There is a significant increase in use of vehicles (30%) and a decrease in bus patronage almost the same amount over the past decade.

This Transport Plan has a key role to play in reducing the emissions of our County.

The UK is only 60% self-sufficient in food and cannot rely on imports being carbon neutral. Agriculture and Tourism are two major sources of income in Lincolnshire. Both will be negatively affected by a significant drive towards “growth” and the resulting traffic. The green uncluttered food producing county is under direct threat from any schemes.  The attraction of Lincolnshire, its USP, is the open rural nature of our countryside dotted with historic market towns and villages. We should not build our policies on destroying this economic and social asset.
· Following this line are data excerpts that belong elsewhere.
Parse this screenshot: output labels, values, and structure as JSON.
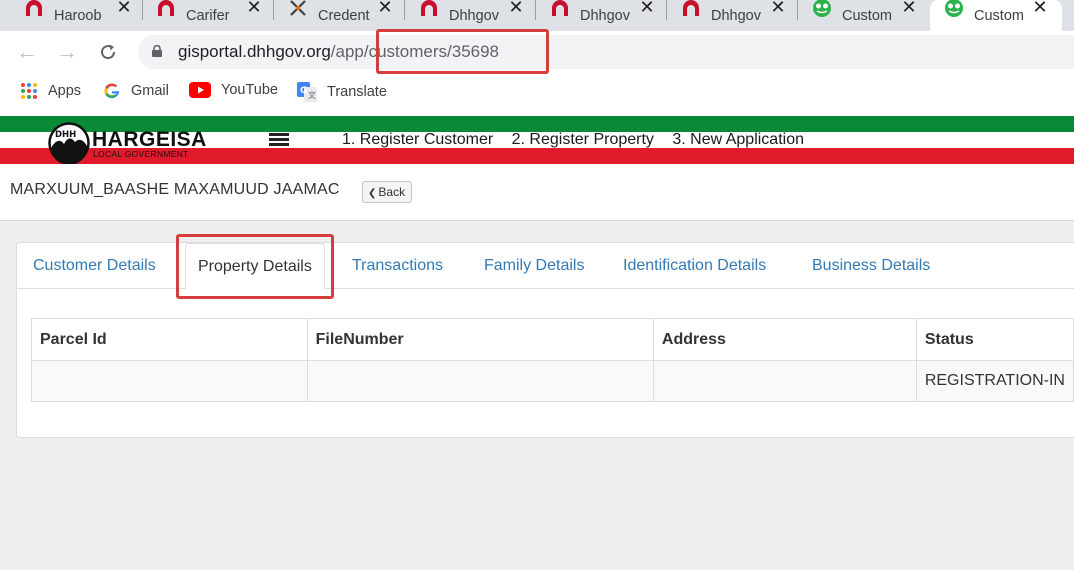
{
  "browser": {
    "tabs": [
      {
        "label": "Haroob",
        "icon": "arch-icon"
      },
      {
        "label": "Carifer",
        "icon": "arch-icon"
      },
      {
        "label": "Credent",
        "icon": "x-logo-icon"
      },
      {
        "label": "Dhhgov",
        "icon": "arch-icon"
      },
      {
        "label": "Dhhgov",
        "icon": "arch-icon"
      },
      {
        "label": "Dhhgov",
        "icon": "arch-icon"
      },
      {
        "label": "Custom",
        "icon": "frog-icon"
      },
      {
        "label": "Custom",
        "icon": "frog-icon"
      }
    ],
    "url_host": "gisportal.dhhgov.org",
    "url_path": "/app/customers/35698",
    "bookmarks": [
      {
        "label": "Apps",
        "icon": "apps-grid-icon"
      },
      {
        "label": "Gmail",
        "icon": "google-icon"
      },
      {
        "label": "YouTube",
        "icon": "youtube-icon"
      },
      {
        "label": "Translate",
        "icon": "translate-icon"
      }
    ]
  },
  "site": {
    "logo_title": "HARGEISA",
    "logo_subtitle": "LOCAL GOVERNMENT",
    "logo_badge": "DHH",
    "nav": [
      "1. Register Customer",
      "2. Register Property",
      "3. New Application"
    ],
    "colors": {
      "green": "#0a8a37",
      "red": "#e21b2c",
      "link": "#337ab7"
    }
  },
  "page": {
    "customer_name": "MARXUUM_BAASHE MAXAMUUD JAAMAC",
    "back_label": "Back",
    "tabs": [
      "Customer Details",
      "Property Details",
      "Transactions",
      "Family Details",
      "Identification Details",
      "Business Details"
    ],
    "active_tab": "Property Details",
    "table": {
      "columns": [
        "Parcel Id",
        "FileNumber",
        "Address",
        "Status"
      ],
      "rows": [
        [
          "",
          "",
          "",
          "REGISTRATION-IN"
        ]
      ]
    }
  }
}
Almost nothing arrives nor leaves this planet. We sit in our own waste, whether it is carbon dioxide, methane, plastic, batteries or nuclear waste.  We are aiming for a circular economy, which means no waste, as everything is reused. This should be included in the principles applied to the LTP5.

Key Recommendations

  1. The primary aim of the LTP5 should be tackling climate change and thus improving quality of life.

Economic growth may well be a product of changing our approach but should not be the objective. We should actively seek to avoid all damaging activity to find the best safe solution. For example, how can we justify as yet unplanned new road building projects unless their mitigation in full can be identified and costed to net zero? Can we afford the carbon emissions of fulfilling the stated aim of building 100,000 new dwellings and 950 hectares of new industry in Lincolnshire by 2031?

However, “supporting economic growth” is still identified as the key objective, driven by the ambitions of the Greater Lincolnshire Economic Partnership, with Quality of life and Impact on the Environment as subsidiary. This is both dangerous and damaging to our communities.

There is recognition of the importance of quality of life for residents, (Theme 6). This is supported in the goal; ”Safer communities and streets rather than movement of traffic.” (2.2.1).

Particularly in the current climate emergency, we cannot forever grow.  We need to pursue quality of life in balance where our needs coincide with available resources. The economic growth ambition should be replaced by the more inclusive “Improved wellbeing of all our citizens”.

Thus theme 6 becomes incorporated in the primary aim in theme 1.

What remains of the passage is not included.